We all have things we’re waiting for, right?

Healing. A better job. Children. A spouse. Wayward children to come back. A broken relationship healed.

I usually assume God has me wait because I need to develop patience.

But lately I was thinking that maybe God might be having me wait because I need time to become the person I need to be in order to appreciate or handle what He’s going to give me.

This week I spent a good bit of time on the phone with one of my boys. He called me (and gave me a hard time because I didn’t answer his texts fast enough, lol) and wanted a little advice. Right there, I just want to stop and shake my head in amazement. I can’t believe my kids call me and ask for advice.

Anyway, several years ago he asked me about a girl and I told him he was too young. He wasn’t ready and neither was she. (I know my beliefs are weird, but I am completely against dating. To me, it’s practice for divorce.) I told him they both needed to grow up; they both needed to grow closer to the Lord.

To him, the few years I suggested seemed like an eternity.

At the time I told him he didn’t have to “waste” those years. He could spend them working on himself, becoming a better Christian, a better human, to grow and develop himself so that she wouldn’t just be getting a good husband, she’d be getting a great one (we all have room for improvement, right?).

I said to ask people what his faults were. Ask God to show him areas where he could grow and get better. Then do the hard work of self-control and self-denial and become better. It’s tough.

Anyway, he didn’t want to, but he listened to me and didn’t pursue a relationship with that girl.

This week when we talked he said, “I’m reading my Bible, I have a closer walk with the Lord than ever before, I’m reading books, I’ve limited the amount of TV I watch to a football game on Sunday afternoon, I’ve lost ten pounds and here’s what else I’ve been doing.”

We talked for a really long time.

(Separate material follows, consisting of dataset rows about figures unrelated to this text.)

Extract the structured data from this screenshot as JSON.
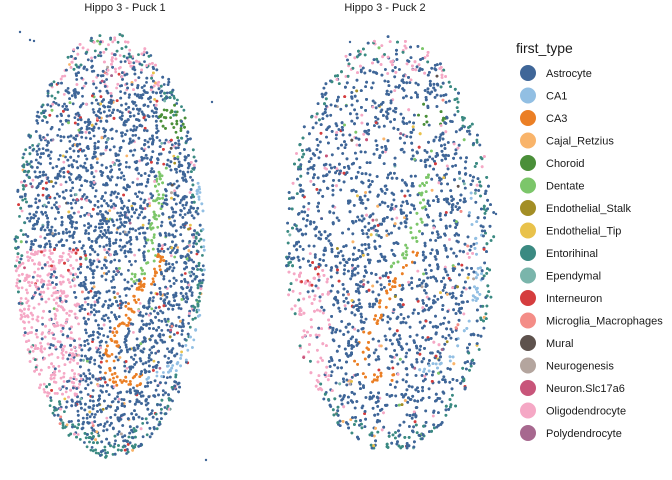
{
  "chart_data": {
    "type": "scatter",
    "panels": [
      {
        "title": "Hippo 3 - Puck 1"
      },
      {
        "title": "Hippo 3 - Puck 2"
      }
    ],
    "legend": {
      "title": "first_type",
      "placement": "right",
      "entries": [
        {
          "name": "Astrocyte",
          "color": "#3F6698"
        },
        {
          "name": "CA1",
          "color": "#92BFE3"
        },
        {
          "name": "CA3",
          "color": "#EB7F25"
        },
        {
          "name": "Cajal_Retzius",
          "color": "#F9B46A"
        },
        {
          "name": "Choroid",
          "color": "#4A8F39"
        },
        {
          "name": "Dentate",
          "color": "#7CC66A"
        },
        {
          "name": "Endothelial_Stalk",
          "color": "#A38E25"
        },
        {
          "name": "Endothelial_Tip",
          "color": "#E9C24B"
        },
        {
          "name": "Entorihinal",
          "color": "#3B8A82"
        },
        {
          "name": "Ependymal",
          "color": "#7AB5AB"
        },
        {
          "name": "Interneuron",
          "color": "#D53D3E"
        },
        {
          "name": "Microglia_Macrophages",
          "color": "#F48D87"
        },
        {
          "name": "Mural",
          "color": "#5E524D"
        },
        {
          "name": "Neurogenesis",
          "color": "#B4A59E"
        },
        {
          "name": "Neuron.Slc17a6",
          "color": "#C8557A"
        },
        {
          "name": "Oligodendrocyte",
          "color": "#F5A8C5"
        },
        {
          "name": "Polydendrocyte",
          "color": "#A7688F"
        }
      ]
    },
    "axes_visible": false,
    "grid": false
  }
}
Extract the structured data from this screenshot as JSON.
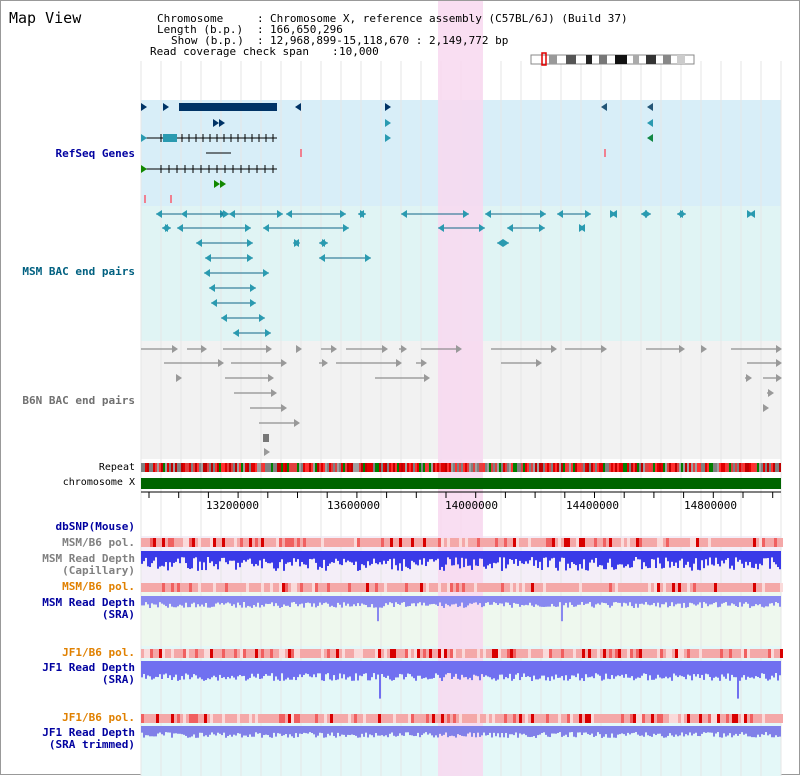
{
  "title": "Map View",
  "info": {
    "chromosome_label": "Chromosome",
    "chromosome_value": "Chromosome X, reference assembly (C57BL/6J) (Build 37)",
    "length_label": "Length (b.p.)",
    "length_value": "166,650,296",
    "show_label": "Show (b.p.)",
    "show_value": "12,968,899-15,118,670 : 2,149,772 bp",
    "read_label": "Read coverage check span",
    "read_value": "10,000"
  },
  "tracks": {
    "refseq": "RefSeq Genes",
    "msm_bac": "MSM BAC end pairs",
    "b6n_bac": "B6N BAC end pairs",
    "repeat": "Repeat",
    "chromosome": "chromosome X",
    "dbsnp": "dbSNP(Mouse)",
    "msm_b6_pol_1": "MSM/B6 pol.",
    "msm_depth_cap_1": "MSM Read Depth",
    "msm_depth_cap_2": "(Capillary)",
    "msm_b6_pol_2": "MSM/B6 pol.",
    "msm_depth_sra_1": "MSM Read Depth",
    "msm_depth_sra_2": "(SRA)",
    "jf1_b6_pol_1": "JF1/B6 pol.",
    "jf1_depth_sra_1": "JF1 Read Depth",
    "jf1_depth_sra_2": "(SRA)",
    "jf1_b6_pol_2": "JF1/B6 pol.",
    "jf1_depth_trim_1": "JF1 Read Depth",
    "jf1_depth_trim_2": "(SRA trimmed)"
  },
  "axis_ticks": [
    "13200000",
    "13600000",
    "14000000",
    "14400000",
    "14800000"
  ],
  "colors": {
    "refseq_label": "#0000a0",
    "msm_bac_label": "#006080",
    "b6n_bac_label": "#606060",
    "msm_pol_label": "#808080",
    "msm_sra_pol_label": "#e08000",
    "dbsnp_label": "#0000a0",
    "highlight": "#f8d8f0",
    "chromosome_bar": "#006400",
    "refseq_bg": "#d8eef8",
    "bac_bg": "#e0f4f4",
    "b6n_bg": "#f2f2f2"
  }
}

Honestly, it was a little surreal because I heard echoes of my words through the years of his childhood in the things that he said to me and in the advice that he’d mentioned he’d given to someone.

My advice to him this time when he asked me (about the same girl) was much different than it had been all those years ago. For me, asking my son to wait wasn’t as much about him needing to develop patience as it was about knowing he needed to grow and mature.

He didn’t like the waiting, and it wasn’t easy, but he used that time wisely and the girl he wants is going to be getting a really great guy (okay, my opinion is just a touch biased) who loves the Lord and who wants to do God’s will for his life, wants to lead his family and love, (Biblically, sacrificially) love, his wife.

He will be a much better husband, father and person because he used his time of “waiting” to grow his character and develop his relationship with the Lord. Growth takes time. It also takes work.

Waiting on God to answer our prayer is hard. And some things just aren’t going to happen without a miraculous intervention. But, while I’m waiting for that miracle, while I’m waiting on God to answer, while I’m waiting for God to give me the desire of my heart, I can use my time wisely.

Dust off my Bible, make a prayer list and talk to God, deny myself and look around for someone to help, walk away from the internet, turn off the TV, read books that inspire, find friends who encourage me to be a better human (and I encourage them the same way), stop fussing over stupid politics, focus on being a servant, take a walk, be thankful for little things, smile, laugh, find a way to make other people smile and laugh, encourage someone and pray for them, too…goodness, there’s no end to the things we can do. And we don’t have to do them by ourselves. If your kid wants to do something good, you’re going to do everything in your power to help them, right?

God will help you learn new habits and become a better person, just ask. (But still expect to put the work in. He’ll help, but He doesn’t usually do it for us. : )

Waiting is hard. It’s frustrating. It can be discouraging. But God always has a plan. And maybe He really wants to implement that plan, but He’s waiting on us to grow first, so we’re able to handle all the good stuff He wants to give us.

Are we working to become more like Christ while we wait for God to move?